Step‑by‑Step Instructions
  1. Preheat your oven to 375°F (190°C). Grease a 2-quart ceramic baking dish with softened salted butter.
  2. Finely shred Gruyere, Fontina, and Parmesan cheeses. Set aside 1 cup of the shredded blend for the final layer.
  3. In a large mixing bowl, whisk together heavy cream, minced garlic, chopped fresh herbs, Dijon mustard, nutmeg, kosher salt, and black pepper.
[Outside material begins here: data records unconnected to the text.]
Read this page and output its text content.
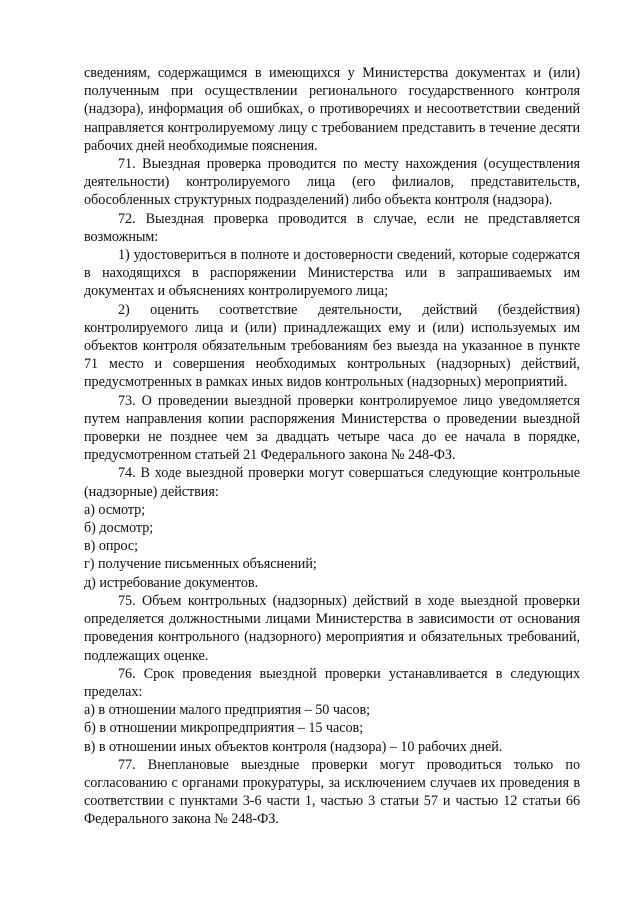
сведениям, содержащимся в имеющихся у Министерства документах и (или) полученным при осуществлении регионального государственного контроля (надзора), информация об ошибках, о противоречиях и несоответствии сведений направляется контролируемому лицу с требованием представить в течение десяти рабочих дней необходимые пояснения.

71. Выездная проверка проводится по месту нахождения (осуществления деятельности) контролируемого лица (его филиалов, представительств, обособленных структурных подразделений) либо объекта контроля (надзора).

72. Выездная проверка проводится в случае, если не представляется возможным:

1) удостовериться в полноте и достоверности сведений, которые содержатся в находящихся в распоряжении Министерства или в запрашиваемых им документах и объяснениях контролируемого лица;

2) оценить соответствие деятельности, действий (бездействия) контролируемого лица и (или) принадлежащих ему и (или) используемых им объектов контроля обязательным требованиям без выезда на указанное в пункте 71 место и совершения необходимых контрольных (надзорных) действий, предусмотренных в рамках иных видов контрольных (надзорных) мероприятий.

73. О проведении выездной проверки контролируемое лицо уведомляется путем направления копии распоряжения Министерства о проведении выездной проверки не позднее чем за двадцать четыре часа до ее начала в порядке, предусмотренном статьей 21 Федерального закона № 248-ФЗ.

74. В ходе выездной проверки могут совершаться следующие контрольные (надзорные) действия:

а) осмотр;

б) досмотр;

в) опрос;

г) получение письменных объяснений;

д) истребование документов.

75. Объем контрольных (надзорных) действий в ходе выездной проверки определяется должностными лицами Министерства в зависимости от основания проведения контрольного (надзорного) мероприятия и обязательных требований, подлежащих оценке.

76. Срок проведения выездной проверки устанавливается в следующих пределах:

а) в отношении малого предприятия – 50 часов;

б) в отношении микропредприятия – 15 часов;

в) в отношении иных объектов контроля (надзора) – 10 рабочих дней.

77. Внеплановые выездные проверки могут проводиться только по согласованию с органами прокуратуры, за исключением случаев их проведения в соответствии с пунктами 3-6 части 1, частью 3 статьи 57 и частью 12 статьи 66 Федерального закона № 248-ФЗ.
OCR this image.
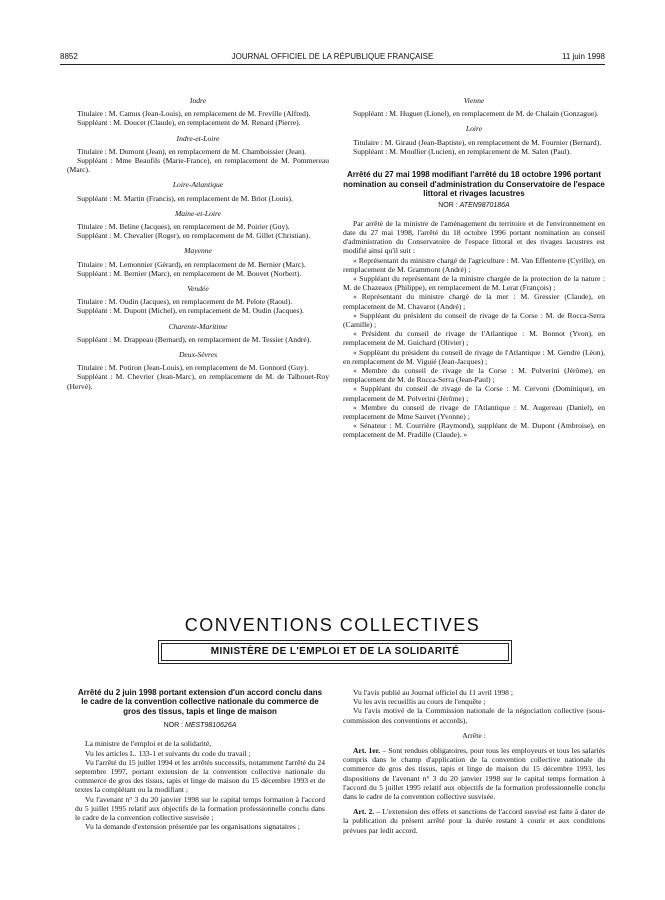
8852	JOURNAL OFFICIEL DE LA RÉPUBLIQUE FRANÇAISE	11 juin 1998

Indre

Titulaire : M. Camus (Jean-Louis), en remplacement de M. Freville (Alfred).

Suppléant : M. Doucet (Claude), en remplacement de M. Renard (Pierre).

Indre-et-Loire

Titulaire : M. Dumont (Jean), en remplacement de M. Chamboissier (Jean).

Suppléant : Mme Beaufils (Marie-France), en remplacement de M. Pommereau (Marc).

Loire-Atlantique

Suppléant : M. Martin (Francis), en remplacement de M. Briot (Louis).

Maine-et-Loire

Titulaire : M. Beline (Jacques), en remplacement de M. Poirier (Guy).

Suppléant : M. Chevalier (Roger), en remplacement de M. Gillet (Christian).

Mayenne

Titulaire : M. Lemonnier (Gérard), en remplacement de M. Bernier (Marc).

Suppléant : M. Bernier (Marc), en remplacement de M. Bouvet (Norbert).

Vendée

Titulaire : M. Oudin (Jacques), en remplacement de M. Pelote (Raoul).

Suppléant : M. Dupont (Michel), en remplacement de M. Oudin (Jacques).

Charente-Maritime

Suppléant : M. Drappeau (Bernard), en remplacement de M. Tessier (André).

Deux-Sèvres

Titulaire : M. Potiron (Jean-Louis), en remplacement de M. Gonnord (Guy).

Suppléant : M. Chevrier (Jean-Marc), en remplacement de M. de Talhouet-Roy (Hervé).

Vienne

Suppléant : M. Huguet (Lionel), en remplacement de M. de Chalain (Gonzague).

Loire

Titulaire : M. Giraud (Jean-Baptiste), en remplacement de M. Fournier (Bernard).

Suppléant : M. Moullier (Lucien), en remplacement de M. Salen (Paul).

Arrêté du 27 mai 1998 modifiant l'arrêté du 18 octobre 1996 portant nomination au conseil d'administration du Conservatoire de l'espace littoral et rivages lacustres

NOR : ATEN9870186A

Par arrêté de la ministre de l'aménagement du territoire et de l'environnement en date du 27 mai 1998, l'arrêté du 18 octobre 1996 portant nomination au conseil d'administration du Conservatoire de l'espace littoral et des rivages lacustres est modifié ainsi qu'il suit :

« Représentant du ministre chargé de l'agriculture : M. Van Effenterre (Cyrille), en remplacement de M. Grammont (André) ;

« Suppléant du représentant de la ministre chargée de la protection de la nature : M. de Chazeaux (Philippe), en remplacement de M. Lerat (François) ;

« Représentant du ministre chargé de la mer : M. Gressier (Claude), en remplacement de M. Chavarot (André) ;

« Suppléant du président du conseil de rivage de la Corse : M. de Rocca-Serra (Camille) ;

« Président du conseil de rivage de l'Atlantique : M. Bonnot (Yvon), en remplacement de M. Guichard (Olivier) ;

« Suppléant du président du conseil de rivage de l'Atlantique : M. Gendre (Léon), en remplacement de M. Viguié (Jean-Jacques) ;

« Membre du conseil de rivage de la Corse : M. Polverini (Jérôme), en remplacement de M. de Rocca-Serra (Jean-Paul) ;

« Suppléant du conseil de rivage de la Corse : M. Cervoni (Dominique), en remplacement de M. Polverini (Jérôme) ;

« Membre du conseil de rivage de l'Atlantique : M. Augereau (Daniel), en remplacement de Mme Sauvet (Yvonne) ;

« Sénateur : M. Courrière (Raymond), suppléant de M. Dupont (Ambroise), en remplacement de M. Pradille (Claude). »

CONVENTIONS COLLECTIVES
MINISTÈRE DE L'EMPLOI ET DE LA SOLIDARITÉ

Arrêté du 2 juin 1998 portant extension d'un accord conclu dans le cadre de la convention collective nationale du commerce de gros des tissus, tapis et linge de maison

NOR : MEST9810626A

La ministre de l'emploi et de la solidarité,

Vu les articles L. 133-1 et suivants du code du travail ;

Vu l'arrêté du 15 juillet 1994 et les arrêtés successifs, notamment l'arrêté du 24 septembre 1997, portant extension de la convention collective nationale du commerce de gros des tissus, tapis et linge de maison du 15 décembre 1993 et de textes la complétant ou la modifiant ;

Vu l'avenant n° 3 du 20 janvier 1998 sur le capital temps formation à l'accord du 5 juillet 1995 relatif aux objectifs de la formation professionnelle conclu dans le cadre de la convention collective susvisée ;

Vu la demande d'extension présentée par les organisations signataires ;

Vu l'avis publié au Journal officiel du 11 avril 1998 ;

Vu les avis recueillis au cours de l'enquête ;

Vu l'avis motivé de la Commission nationale de la négociation collective (sous-commission des conventions et accords),

Arrête :

Art. 1er. – Sont rendues obligatoires, pour tous les employeurs et tous les salariés compris dans le champ d'application de la convention collective nationale du commerce de gros des tissus, tapis et linge de maison du 15 décembre 1993, les dispositions de l'avenant n° 3 du 20 janvier 1998 sur le capital temps formation à l'accord du 5 juillet 1995 relatif aux objectifs de la formation professionnelle conclu dans le cadre de la convention collective susvisée.

Art. 2. – L'extension des effets et sanctions de l'accord susvisé est faite à dater de la publication du présent arrêté pour la durée restant à courir et aux conditions prévues par ledit accord.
Fold in 5 cups of shredded cheese to create a rich, creamy sauce.
  4. Peel and thinly slice russet potatoes to about 1/8 inch thick. Toss the potato slices in the creamy mixture.
  5. Arrange the coated potato slices in the greased baking dish, overlapping slightly. Pour any remaining cream sauce over the top.
  6. Cover tightly with aluminum foil and bake for 40 minutes. Remove the foil and bake for an additional 30 minutes until the potatoes are tender and the edges are crispy.
  7. Sprinkle the reserved cup of cheese over the top and bake for another 30 minutes, allowing the cheese to melt and form a bubbly, golden crust.
  8. Let the gratin rest for 20-30 minutes before serving to allow the layers to set.

Nutrition

Serving: 1servingCalories: 450kcalCarbohydrates: 35gProtein: 10gFat: 30gSaturated Fat: 18gCholesterol: 80mgSodium: 600mgPotassium: 800mgFiber: 3gSugar: 1gVitamin A: 15IUVitamin C: 20mgCalcium: 25mgIron: 10mg

Notes

For best results, use freshly grated cheese and allow the dish to rest after baking for optimal flavor and texture.